Ash Wednesday and a Reordering
An Ash Wednesday reflection by our Associate Conference Minister, originally published in the Coconut Wireless, March 2, 2022.
"Remember that you are dust, and to dust you will return." These are powerful words that we hear every Ash Wednesday. And today as we observe Ash Wednesday and begin our pilgrimage into Lent, these words are more powerful for me than they have ever been. When I was a child, rituals, like the impositions of ashes, were more a curiosity than a meaningful experience of feeling the presence of God, but the more my faith grows, the more meaningful this simple Ash Wednesday Service becomes. When I was serving a local congregation, I was always careful to gather the unused palms fronds after Palm Sunday worship and leave them in my office to dry out. Then a little over 10 months later, a few days before the next Ash Wednesday, I would gather some of the congregation's children to help me burn those palm fronds to make the ashes for Ash Wednesday. Those were great experiences as we fed the fronds one by one into the flames and talked life and death and the meaning of everything that happens in between.
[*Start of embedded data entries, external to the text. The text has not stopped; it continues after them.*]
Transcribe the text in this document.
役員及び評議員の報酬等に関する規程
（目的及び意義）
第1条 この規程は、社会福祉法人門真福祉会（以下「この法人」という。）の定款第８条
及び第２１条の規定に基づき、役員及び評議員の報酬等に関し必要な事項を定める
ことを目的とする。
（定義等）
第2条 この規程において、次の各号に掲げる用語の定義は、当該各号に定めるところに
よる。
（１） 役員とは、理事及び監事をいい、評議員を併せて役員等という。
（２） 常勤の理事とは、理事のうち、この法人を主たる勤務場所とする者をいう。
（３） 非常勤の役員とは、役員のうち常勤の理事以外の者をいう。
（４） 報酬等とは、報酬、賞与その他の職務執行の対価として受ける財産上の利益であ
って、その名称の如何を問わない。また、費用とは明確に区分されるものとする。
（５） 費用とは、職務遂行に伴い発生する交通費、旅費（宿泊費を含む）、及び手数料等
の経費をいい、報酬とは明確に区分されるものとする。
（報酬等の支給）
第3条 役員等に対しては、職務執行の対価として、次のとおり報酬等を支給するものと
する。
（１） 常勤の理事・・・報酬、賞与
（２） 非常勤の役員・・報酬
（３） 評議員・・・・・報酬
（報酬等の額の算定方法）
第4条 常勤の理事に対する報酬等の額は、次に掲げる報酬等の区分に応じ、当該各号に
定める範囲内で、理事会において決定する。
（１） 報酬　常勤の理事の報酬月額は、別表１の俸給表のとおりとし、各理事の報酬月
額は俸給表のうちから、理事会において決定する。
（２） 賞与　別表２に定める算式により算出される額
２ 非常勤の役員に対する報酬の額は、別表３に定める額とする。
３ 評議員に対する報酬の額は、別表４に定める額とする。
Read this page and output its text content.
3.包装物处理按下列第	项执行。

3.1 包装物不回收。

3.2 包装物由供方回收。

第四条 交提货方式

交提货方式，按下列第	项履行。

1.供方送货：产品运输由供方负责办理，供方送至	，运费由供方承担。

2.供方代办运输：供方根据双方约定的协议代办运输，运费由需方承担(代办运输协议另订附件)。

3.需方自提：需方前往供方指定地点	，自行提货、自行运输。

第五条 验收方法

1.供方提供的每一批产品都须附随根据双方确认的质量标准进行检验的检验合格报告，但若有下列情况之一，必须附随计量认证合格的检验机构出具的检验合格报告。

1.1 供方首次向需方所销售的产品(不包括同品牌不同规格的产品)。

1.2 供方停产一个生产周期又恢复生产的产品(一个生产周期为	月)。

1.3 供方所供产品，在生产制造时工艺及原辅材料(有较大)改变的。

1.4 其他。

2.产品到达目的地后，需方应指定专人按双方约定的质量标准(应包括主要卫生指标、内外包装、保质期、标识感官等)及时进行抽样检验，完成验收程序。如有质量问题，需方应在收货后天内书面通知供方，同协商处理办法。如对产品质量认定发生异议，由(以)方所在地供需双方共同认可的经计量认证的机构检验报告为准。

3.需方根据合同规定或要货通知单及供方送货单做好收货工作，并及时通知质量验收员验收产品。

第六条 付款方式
Ash Wednesday services most likely began during the sixth century in what is modern-day Spain. Today its practice has spread around the world and throughout many different Christian faith traditions. These ashes are a vivid reminder of our personal and corporate need for God. As we enter into Lent, Ash Wednesday provides us a twofold opportunity: to look back and to look forward; to evaluate what has passed and to prepare for what is to come. The ashes empower us to look back over the last year and over our lifetimes. John Climacus, a theologian who lived in the sixth century, explains "to repent is not to look downwards at your own shortcomings, but upwards at God's love. It is not to look backwards with self-reproach but forward with trustfulness. It is to see not what I have failed to be but what by the grace of Christ I might yet become."
The ashes on Ash Wednesday offer me an opportunity to consider my own mortality. They remind me that death is a certainty. I will die one day. But as I feel those ashes on my forehead, I am also reminded that I am not dead yet. I still have work to do, and the most important jobs before me are being a follower of Jesus the Christ, a husband, a father, and a son. I don't know about you, but I have always worked better with a deadline. Death is nothing to fear but considering death gives perspective to life. What by the grace of Christ might we yet become? "Remember that you are dust, and to dust you will return."